Mayor Mike Bloomberg, President Bill Clinton, Malkin Holdings' Tony Malkin
Existing buildings should be focusing on incorporating energy efficiency whenever money is spent on retrofits, Anthony tells us. At the 80-year-old Empire State Building, Malkin Holdings supervised ownership in a well-known partnership with the Clinton Climate Initiative, Jones Lang LaSalle, Johnson Controls, NYSERDA, and the Rocky Mountain Institute to reduce the building’s energy consumption. After an eight-month modeling and analysis, a project has been implemented that's guaranteed to reduce the building’s watt and BTU consumption by more than 38%, or $4.4M annually at April 2009 energy costs. The project refurbished on site the building’s 6,514 windows, installed reflective insulation behind the radiators, upgraded the chiller plant, upgraded the building energy management system, and installed submeters on each floor along with separate submeters for each new tenant space.

Empire State Building
New full floor tenants now consume fewer than three watts of energy per SF, including air conditioning, half that of a comparable office tenant installation in a normal building, Anthony says.
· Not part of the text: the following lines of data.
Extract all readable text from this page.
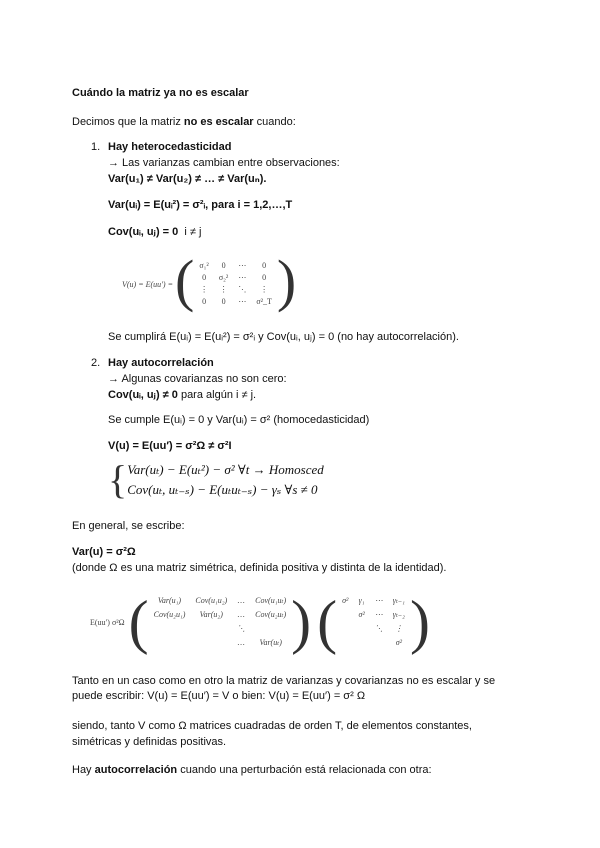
Cuándo la matriz ya no es escalar
Decimos que la matriz no es escalar cuando:
1. Hay heterocedasticidad
→ Las varianzas cambian entre observaciones:
Var(u₁) ≠ Var(u₂) ≠ … ≠ Var(uₙ).
Var(uᵢ) = E(uᵢ²) = σ²ᵢ, para i = 1,2,…,T
Cov(uᵢ, uⱼ) = 0 i ≠ j
V(u) = E(uu′) = ( σ₁²	0	⋯	0
0	σ₂²	⋯	0
⋮	⋮	⋱	⋮
0	0	⋯	σ²_T )
Se cumplirá E(uᵢ) = E(uᵢ²) = σ²ᵢ y Cov(uᵢ, uⱼ) = 0 (no hay autocorrelación).
2. Hay autocorrelación
→ Algunas covarianzas no son cero:
Cov(uᵢ, uⱼ) ≠ 0 para algún i ≠ j.
Se cumple E(uᵢ) = 0 y Var(uᵢ) = σ² (homocedasticidad)
V(u) = E(uu′) = σ²Ω ≠ σ²I
{ Var(uₜ) − E(uₜ²) − σ² ∀t → Homosced
Cov(uₜ, uₜ₋ₛ) − E(uₜuₜ₋ₛ) − γₛ ∀s ≠ 0
En general, se escribe:
Var(u) = σ²Ω
(donde Ω es una matriz simétrica, definida positiva y distinta de la identidad).
E(uu′) σ²Ω ( Var(u₁)	Cov(u₁u₂)	…	Cov(u₁uₜ)
Cov(u₂u₁)	Var(u₂)	…	Cov(u₂uₜ)
		⋱	
		…	Var(uₜ) ) ( σ²	γ₁	⋯	γₜ₋₁
	σ²	⋯	γₜ₋₂
		⋱	⋮
			σ² )
Tanto en un caso como en otro la matriz de varianzas y covarianzas no es escalar y se
puede escribir: V(u) = E(uu′) = V o bien: V(u) = E(uu′) = σ² Ω
siendo, tanto V como Ω matrices cuadradas de orden T, de elementos constantes,
simétricas y definidas positivas.
Hay autocorrelación cuando una perturbación está relacionada con otra:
Even densely packed tenants, like the FDIC (which occupies more than 100k SF at the building) see this energy savings. The goal was to create a toolkit that other building owners can easily replicate—for free—to promote energy efficiency in their buildings, and a wealth of information can be found here. “High-quality tenants want to control consumption,” he says, and this not only reduces cost, but increases competitiveness for landlords. In addition to the other buildings in Malkin Holdings’ portfolio, 101 Collins in Melbourne, Australia, several other buildings in NYC, and a few corporate HQs have adopted the model, Anthony reports.